Angel trumpets love summer heat
By Ted Manzer
Saturday, June 1, 2019
We’ve had some beastly hot weather recently, and many landscape plants are suffering. One that isn’t is angel trumpet, a member of the potato family.
Angel trumpet plants grow to the size of a large shrub, but in our climate, they die to the ground each year. Still, once they begin growing in spring it doesn’t take them long to achieve heights of 10 feet or more. In warmer climates, angel trumpets don’t die to the ground and can grow to be 30 feet tall.
These dramatic plants are often used as specimen plants as they can attract everyone’s attention with their large and copious flowers. Flowers are as big as a football, and hummingbirds and butterflies love them.
The leaves are large as well. I’ve got a couple pale peach colored specimens at school that stop traffic when they are in full bloom. Every year people ask me what they are. Blossoms are short lived, and sometimes plants can be covered with blooms one week and then not flower again for a month.

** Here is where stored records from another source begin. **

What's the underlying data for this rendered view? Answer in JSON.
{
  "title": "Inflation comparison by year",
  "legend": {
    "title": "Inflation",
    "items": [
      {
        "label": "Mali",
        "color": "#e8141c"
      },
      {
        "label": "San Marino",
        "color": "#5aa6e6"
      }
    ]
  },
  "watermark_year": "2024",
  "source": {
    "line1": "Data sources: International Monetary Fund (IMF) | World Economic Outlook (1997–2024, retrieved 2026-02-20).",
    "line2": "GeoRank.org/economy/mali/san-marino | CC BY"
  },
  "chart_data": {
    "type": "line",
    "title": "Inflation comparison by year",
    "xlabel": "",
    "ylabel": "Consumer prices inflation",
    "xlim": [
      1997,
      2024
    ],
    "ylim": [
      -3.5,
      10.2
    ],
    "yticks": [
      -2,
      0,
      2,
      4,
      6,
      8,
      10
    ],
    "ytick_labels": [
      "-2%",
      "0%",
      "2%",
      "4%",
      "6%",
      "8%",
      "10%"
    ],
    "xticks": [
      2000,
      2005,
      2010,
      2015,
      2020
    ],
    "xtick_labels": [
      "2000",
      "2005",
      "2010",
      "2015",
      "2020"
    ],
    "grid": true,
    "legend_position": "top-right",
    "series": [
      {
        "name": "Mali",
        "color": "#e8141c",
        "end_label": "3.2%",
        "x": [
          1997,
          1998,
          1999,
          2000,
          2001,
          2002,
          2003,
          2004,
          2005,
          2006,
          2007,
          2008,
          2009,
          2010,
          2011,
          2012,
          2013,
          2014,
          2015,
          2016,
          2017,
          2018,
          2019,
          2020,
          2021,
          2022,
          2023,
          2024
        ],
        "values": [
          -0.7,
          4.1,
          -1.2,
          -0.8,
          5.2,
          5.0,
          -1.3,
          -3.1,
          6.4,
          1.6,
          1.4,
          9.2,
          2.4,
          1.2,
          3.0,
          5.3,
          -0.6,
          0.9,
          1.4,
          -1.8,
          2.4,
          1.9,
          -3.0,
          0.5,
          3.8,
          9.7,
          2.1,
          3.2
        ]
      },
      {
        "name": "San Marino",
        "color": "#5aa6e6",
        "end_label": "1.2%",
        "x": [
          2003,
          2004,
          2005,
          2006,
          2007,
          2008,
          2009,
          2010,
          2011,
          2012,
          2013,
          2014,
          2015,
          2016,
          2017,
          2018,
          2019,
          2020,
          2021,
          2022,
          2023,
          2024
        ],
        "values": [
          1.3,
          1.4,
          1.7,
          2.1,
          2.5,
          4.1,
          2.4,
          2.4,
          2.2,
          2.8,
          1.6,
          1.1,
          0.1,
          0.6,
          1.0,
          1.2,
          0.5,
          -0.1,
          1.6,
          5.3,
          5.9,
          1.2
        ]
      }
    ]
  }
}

Angel trumpets grow best in full sun, but they also tolerate partial shade. Increasing the shade will reduce blooming and the overall size of the plants.
The fragrant flowers might tempt you to taste them, as flowers of many plants are edible. Don’t even consider it for this one. Angel trumpet is deadly poisonous when ingested.
I’ve read where some people even have reactions to touching the plant, but I have never run into anyone with that affliction. Still, I don’t recommend them in areas where pets might eat them.
If that isn’t a problem, these plants are easy to grow. They tolerate a wide variety of soils, but they perform best in rich moist soils with high organic matter. Heavy mulching is often helpful, especially if winters are harsh.
Plants also respond well to fertilizer. I prefer to use slow-release types as fertilizer burn will rarely occur. I’ve found that fertilizers with a roughly equal ratio of nitrogen phosphorus and potassium seem to work best.
Propagation is simple too. Plants readily root from stem cuttings any time of the year. I usually take cuttings in the fall right before the first hard frost. I clip stems about 12-18 inches long or when they contain about four leaf buds. Rooting hormone is rarely necessary.
In fall, the whole stem will die in our climate. However, it is very important that plants are not pruned to the ground until they are completely dormant, and all possibilities of an Indian summer are gone. If plants begin growth in the fall after pruning, they’re likely to experience winterkill.
Don’t be alarmed if plants are slow to emerge the following spring. They are among the last to show themselves, but like lantana, once they do, they grow like gangbusters. The only major problems they face early in the season are from slugs and snails.
Angel trumpets are dramatic plants. However, they are large and will dominate a space. They also are poisonous to people and pets who try to eat them.
Ted Manzer teaches agriculture at Northeastern High School.